You will probably know this as a Hitchcock film. Relocated from Hertfordshire to Vermont, the film otherwise remains reasonably true to the plot and to the spirit of the book. I much prefer the book, not least because it seems to me to be quintessentially English.
Harry is a corpse. Lying in the woods above a small community he is dragged about, robbed of his shoes, fallen over, buried, dug up, reburied, dug up again and generally worried over by the local residents, several of whom are convinced they killed him. As the story progresses over a twenty-four hour period, people who have been neighbours for years begin talking to one another. Some even fall in love.
This is Story’s first published novel. It is assured, full of hints about what was to come (under his own name and as a writer of westerns, Sexton Blake mysteries, and television and film), and darkly funny. Yet Story achieves something here that few other writers have managed, for whilst this is a macabre tale, it never becomes dark. There is a summer’s evening glow about it, an innocence that a lesser writer could not have managed without, perhaps, resorting to a false sentimentality.
It is also clear that Story has hit the mark in other respects. From the outset he was able to create characters who were true individuals, whose lives verged on caricature without ever tipping over into absurdity; real people in fact, once you get to know them properly.

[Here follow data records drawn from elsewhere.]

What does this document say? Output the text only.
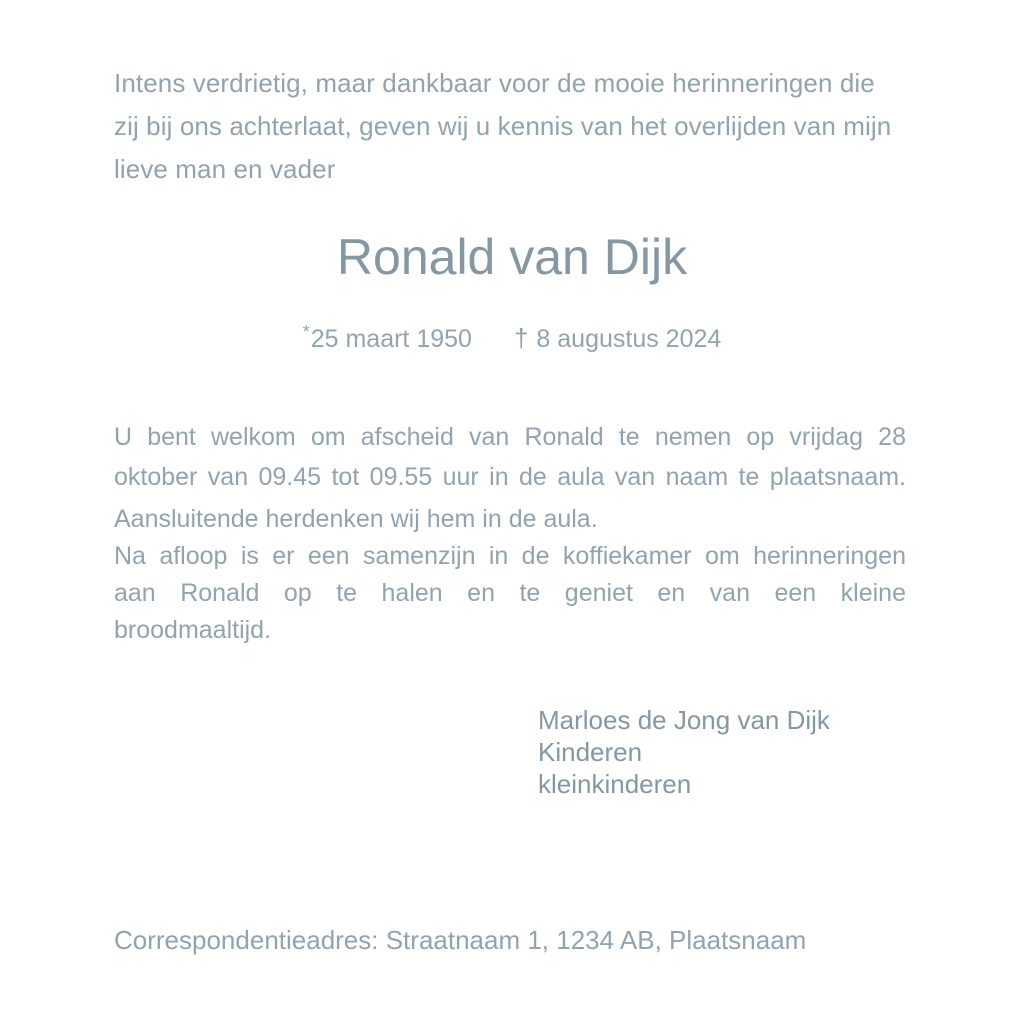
Intens verdrietig, maar dankbaar voor de mooie herinneringen die
zij bij ons achterlaat, geven wij u kennis van het overlijden van mijn
lieve man en vader
Ronald van Dijk
*25 maart 1950 † 8 augustus 2024
U bent welkom om afscheid van Ronald te nemen op vrijdag 28
oktober van 09.45 tot 09.55 uur in de aula van naam te plaatsnaam.
Aansluitende herdenken wij hem in de aula.
Na afloop is er een samenzijn in de koffiekamer om herinneringen
aan Ronald op te halen en te geniet en van een kleine
broodmaaltijd.
Marloes de Jong van Dijk
Kinderen
kleinkinderen
Correspondentieadres: Straatnaam 1, 1234 AB, Plaatsnaam
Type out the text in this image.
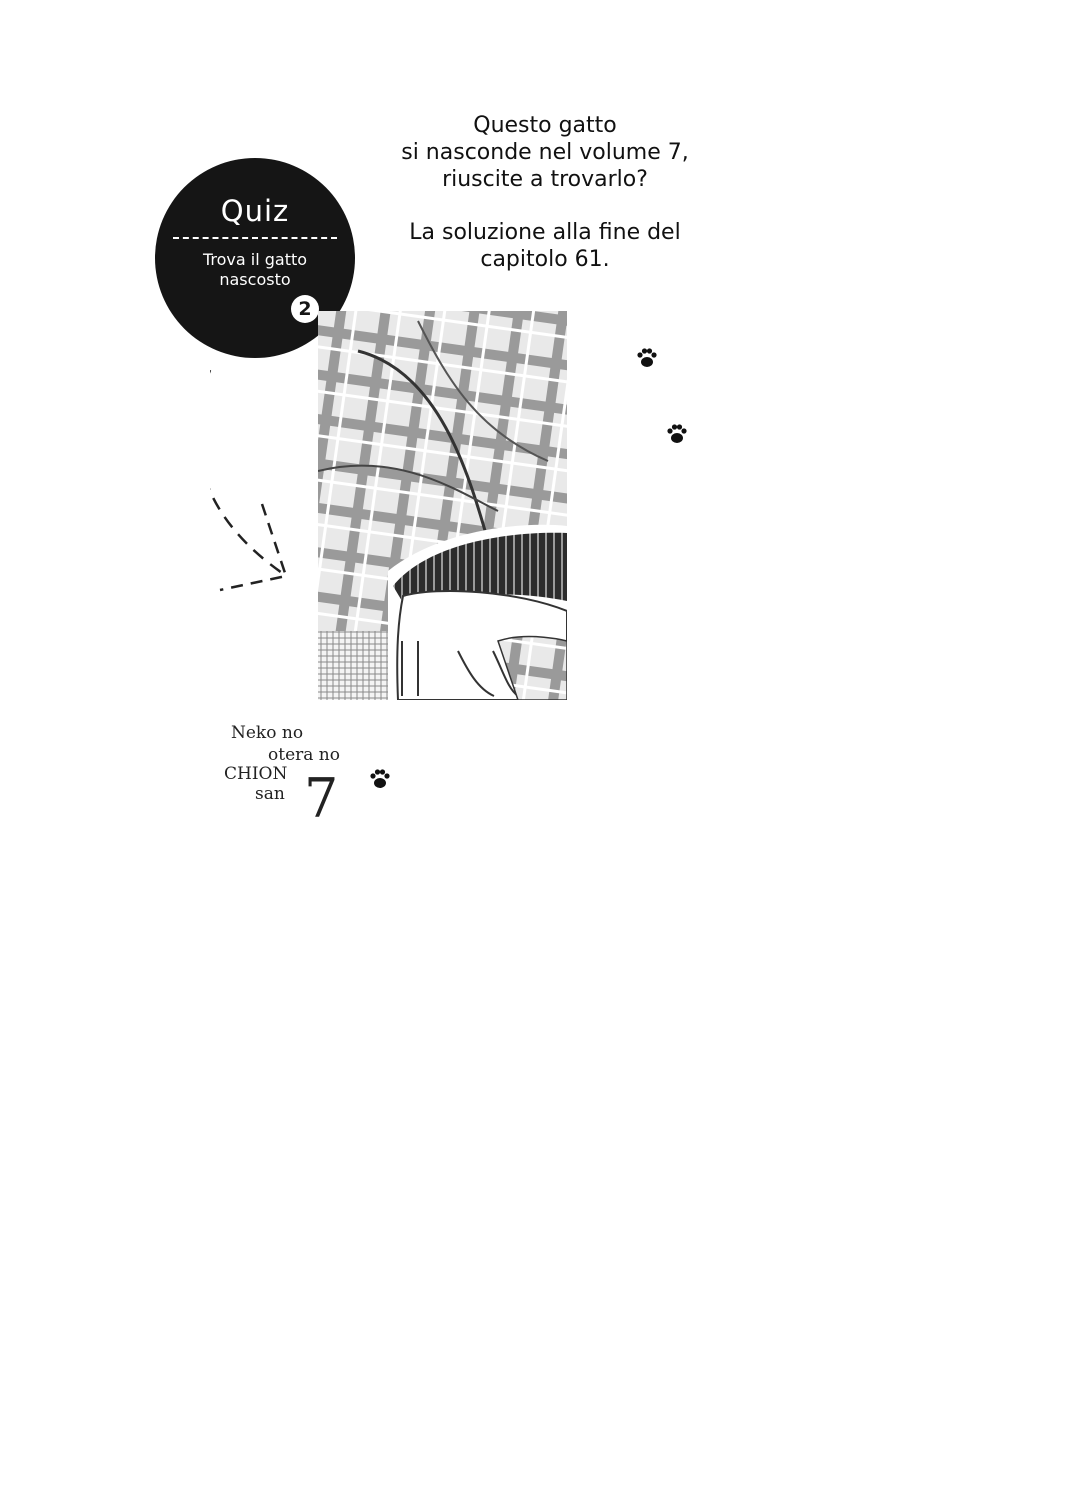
Quiz
Trova il gatto
nascosto
2

Questo gatto

si nasconde nel volume 7,

riuscite a trovarlo?

La soluzione alla fine del

capitolo 61.

Neko no
otera no
CHION
san 7
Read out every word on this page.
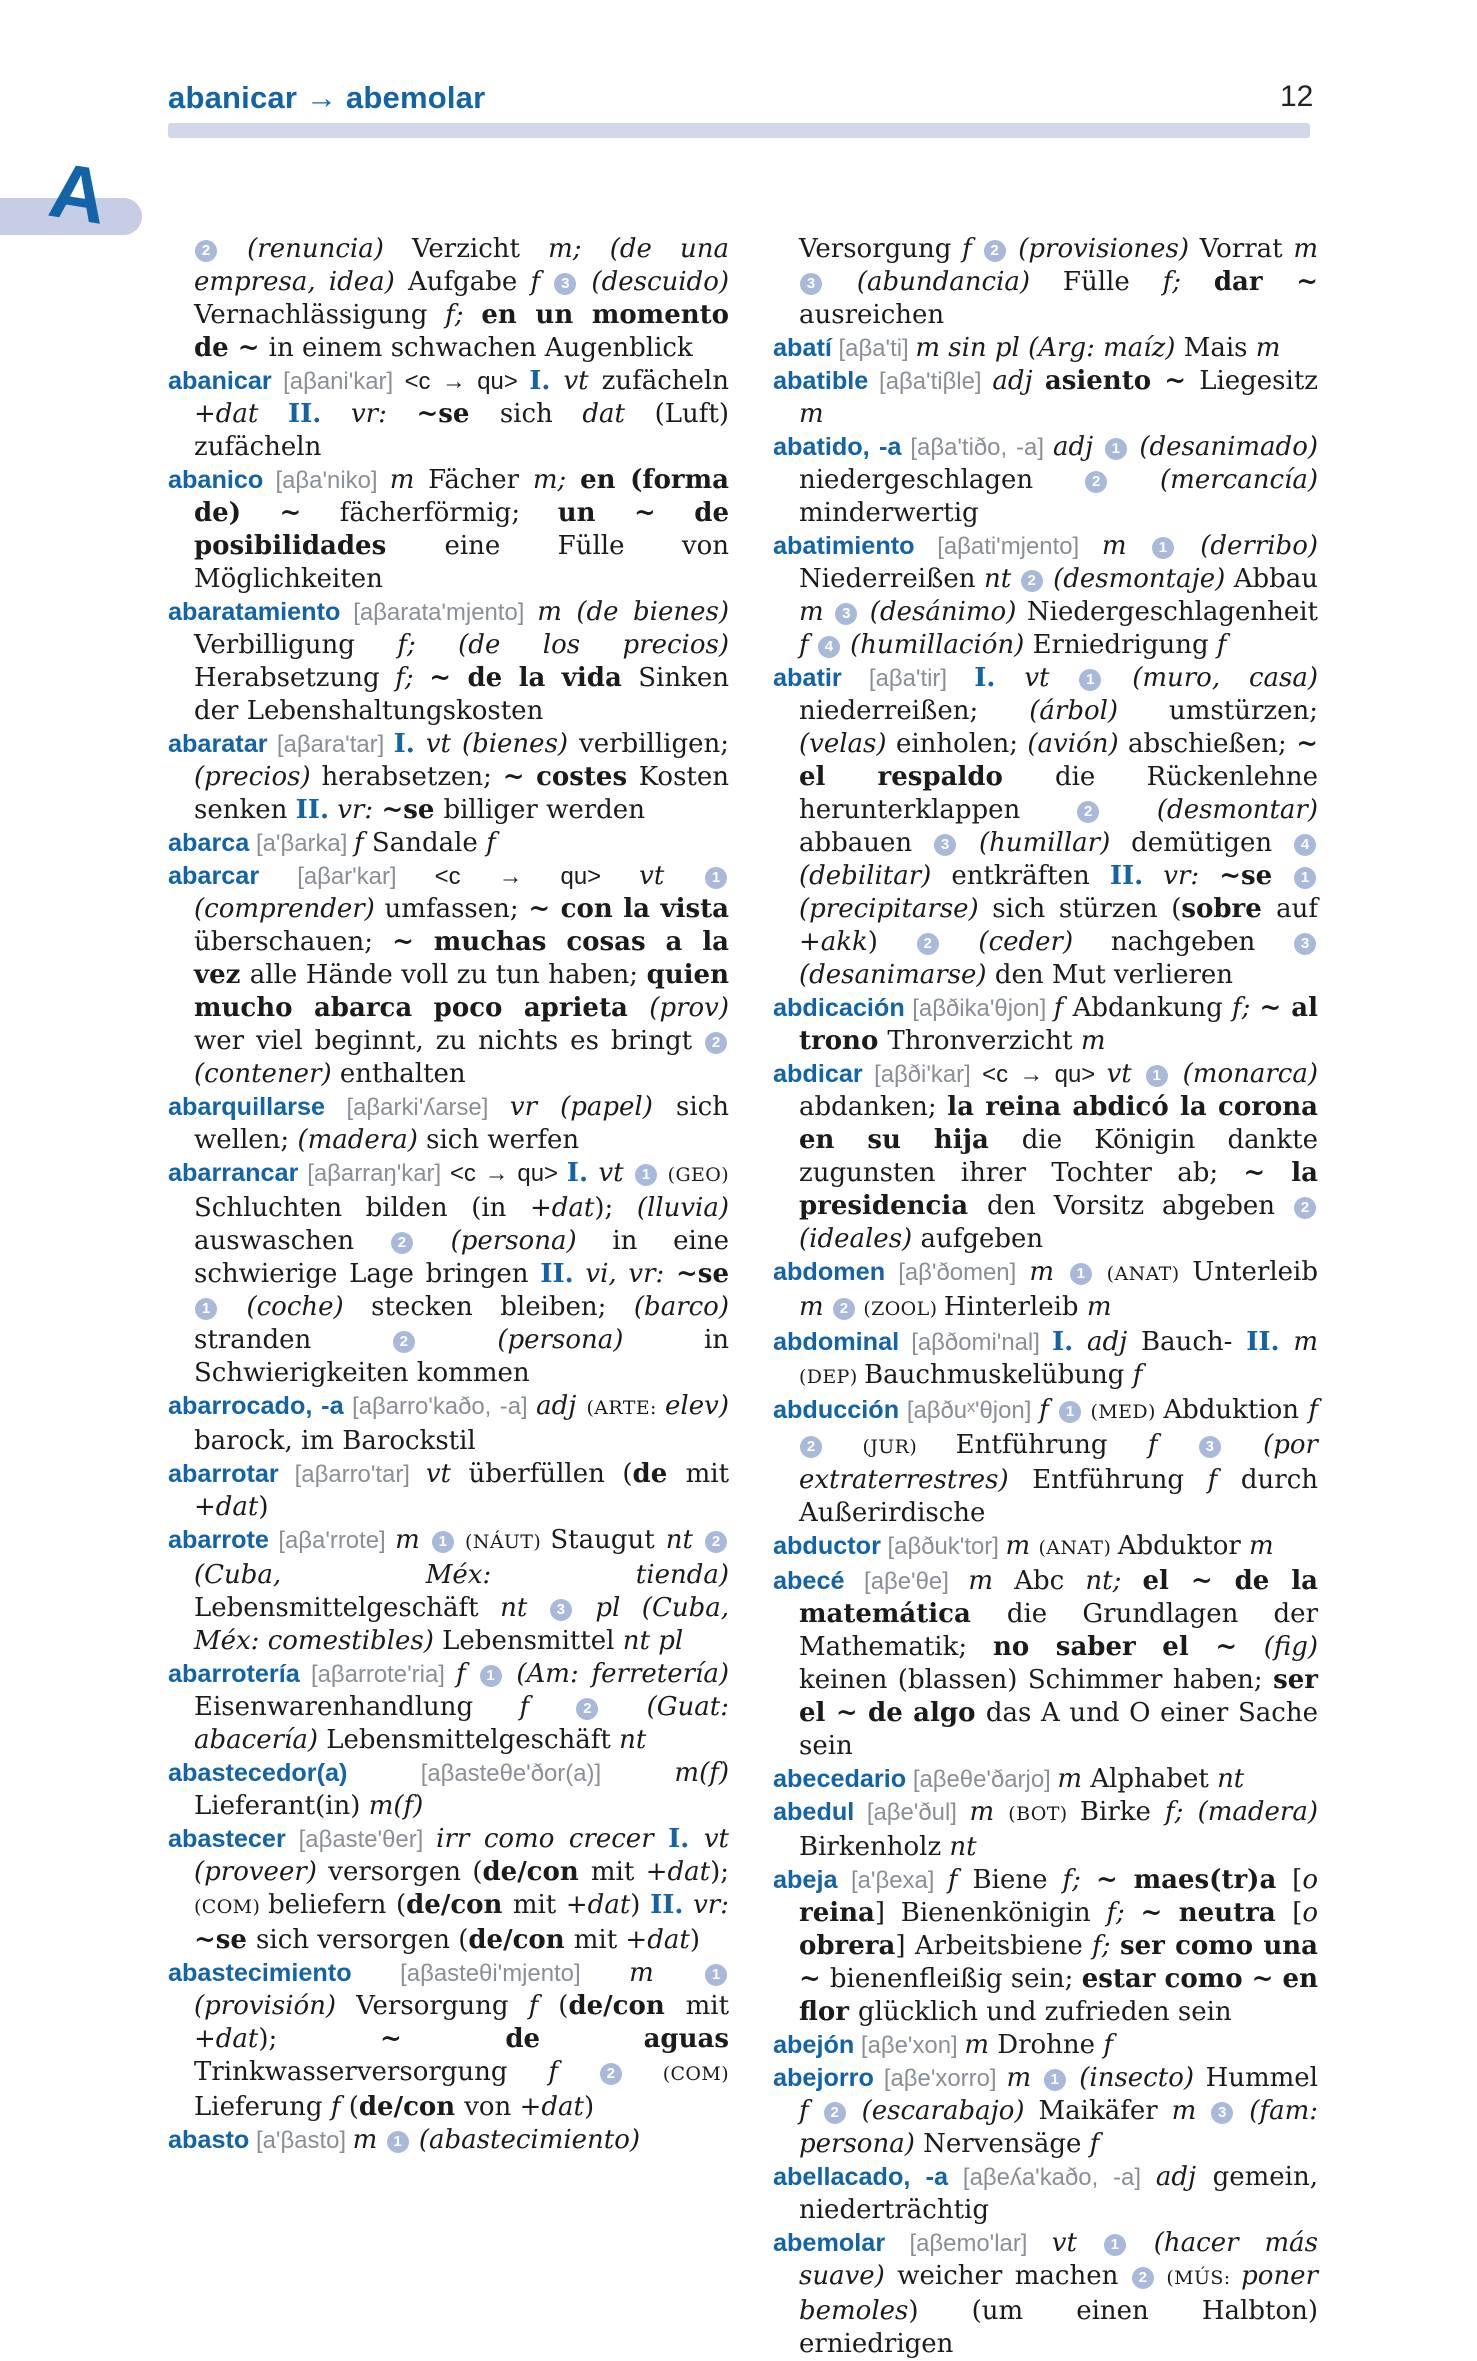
abanicar → abemolar	12
A

2 (renuncia) Verzicht m; (de una empresa, idea) Aufgabe f 3 (descuido) Vernachlässigung f; en un momento de ~ in einem schwachen Augenblick

abanicar [aβani'kar] <c → qu> I. vt zufächeln +dat II. vr: ~se sich dat (Luft) zufächeln

abanico [aβa'niko] m Fächer m; en (forma de) ~ fächerförmig; un ~ de posibilidades eine Fülle von Möglichkeiten

abaratamiento [aβarata'mjento] m (de bienes) Verbilligung f; (de los precios) Herabsetzung f; ~ de la vida Sinken der Lebenshaltungskosten

abaratar [aβara'tar] I. vt (bienes) verbilligen; (precios) herabsetzen; ~ costes Kosten senken II. vr: ~se billiger werden

abarca [a'βarka] f Sandale f

abarcar [aβar'kar] <c → qu> vt 1 (comprender) umfassen; ~ con la vista überschauen; ~ muchas cosas a la vez alle Hände voll zu tun haben; quien mucho abarca poco aprieta (prov) wer viel beginnt, zu nichts es bringt 2 (contener) enthalten

abarquillarse [aβarki'ʎarse] vr (papel) sich wellen; (madera) sich werfen

abarrancar [aβarraŋ'kar] <c → qu> I. vt 1 (GEO) Schluchten bilden (in +dat); (lluvia) auswaschen 2 (persona) in eine schwierige Lage bringen II. vi, vr: ~se 1 (coche) stecken bleiben; (barco) stranden 2 (persona) in Schwierigkeiten kommen

abarrocado, -a [aβarro'kaðo, -a] adj (ARTE: elev) barock, im Barockstil

abarrotar [aβarro'tar] vt überfüllen (de mit +dat)

abarrote [aβa'rrote] m 1 (NÁUT) Staugut nt 2 (Cuba, Méx: tienda) Lebensmittelgeschäft nt 3 pl (Cuba, Méx: comestibles) Lebensmittel nt pl

abarrotería [aβarrote'ria] f 1 (Am: ferretería) Eisenwarenhandlung f 2 (Guat: abacería) Lebensmittelgeschäft nt

abastecedor(a) [aβasteθe'ðor(a)] m(f) Lieferant(in) m(f)

abastecer [aβaste'θer] irr como crecer I. vt (proveer) versorgen (de/con mit +dat); (COM) beliefern (de/con mit +dat) II. vr: ~se sich versorgen (de/con mit +dat)

abastecimiento [aβasteθi'mjento] m 1 (provisión) Versorgung f (de/con mit +dat); ~ de aguas Trinkwasserversorgung f 2 (COM) Lieferung f (de/con von +dat)

abasto [a'βasto] m 1 (abastecimiento)

Versorgung f 2 (provisiones) Vorrat m 3 (abundancia) Fülle f; dar ~ ausreichen

abatí [aβa'ti] m sin pl (Arg: maíz) Mais m

abatible [aβa'tiβle] adj asiento ~ Liegesitz m

abatido, -a [aβa'tiðo, -a] adj 1 (desanimado) niedergeschlagen 2 (mercancía) minderwertig

abatimiento [aβati'mjento] m 1 (derribo) Niederreißen nt 2 (desmontaje) Abbau m 3 (desánimo) Niedergeschlagenheit f 4 (humillación) Erniedrigung f

abatir [aβa'tir] I. vt 1 (muro, casa) niederreißen; (árbol) umstürzen; (velas) einholen; (avión) abschießen; ~ el respaldo die Rückenlehne herunterklappen 2 (desmontar) abbauen 3 (humillar) demütigen 4 (debilitar) entkräften II. vr: ~se 1 (precipitarse) sich stürzen (sobre auf +akk) 2 (ceder) nachgeben 3 (desanimarse) den Mut verlieren

abdicación [aβðika'θjon] f Abdankung f; ~ al trono Thronverzicht m

abdicar [aβði'kar] <c → qu> vt 1 (monarca) abdanken; la reina abdicó la corona en su hija die Königin dankte zugunsten ihrer Tochter ab; ~ la presidencia den Vorsitz abgeben 2 (ideales) aufgeben

abdomen [aβ'ðomen] m 1 (ANAT) Unterleib m 2 (ZOOL) Hinterleib m

abdominal [aβðomi'nal] I. adj Bauch- II. m (DEP) Bauchmuskelübung f

abducción [aβðuˣ'θjon] f 1 (MED) Abduktion f 2 (JUR) Entführung f 3 (por extraterrestres) Entführung f durch Außerirdische

abductor [aβðuk'tor] m (ANAT) Abduktor m

abecé [aβe'θe] m Abc nt; el ~ de la matemática die Grundlagen der Mathematik; no saber el ~ (fig) keinen (blassen) Schimmer haben; ser el ~ de algo das A und O einer Sache sein

abecedario [aβeθe'ðarjo] m Alphabet nt

abedul [aβe'ðul] m (BOT) Birke f; (madera) Birkenholz nt

abeja [a'βexa] f Biene f; ~ maes(tr)a [o reina] Bienenkönigin f; ~ neutra [o obrera] Arbeitsbiene f; ser como una ~ bienenfleißig sein; estar como ~ en flor glücklich und zufrieden sein

abejón [aβe'xon] m Drohne f

abejorro [aβe'xorro] m 1 (insecto) Hummel f 2 (escarabajo) Maikäfer m 3 (fam: persona) Nervensäge f

abellacado, -a [aβeʎa'kaðo, -a] adj gemein, niederträchtig

abemolar [aβemo'lar] vt 1 (hacer más suave) weicher machen 2 (MÚS: poner bemoles) (um einen Halbton) erniedrigen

As such (and all his novels have this, no matter how dark and dystopian they become) the absurd situations in which his characters find themselves also take on a kind of mad reality.
Short, sweet, superbly crafted, and with understated humour that arises naturally from the characters and their situations, it is clear from this first outing that Story was a writer of real talent. It remains a shame to this day that he has never been more widely appreciated.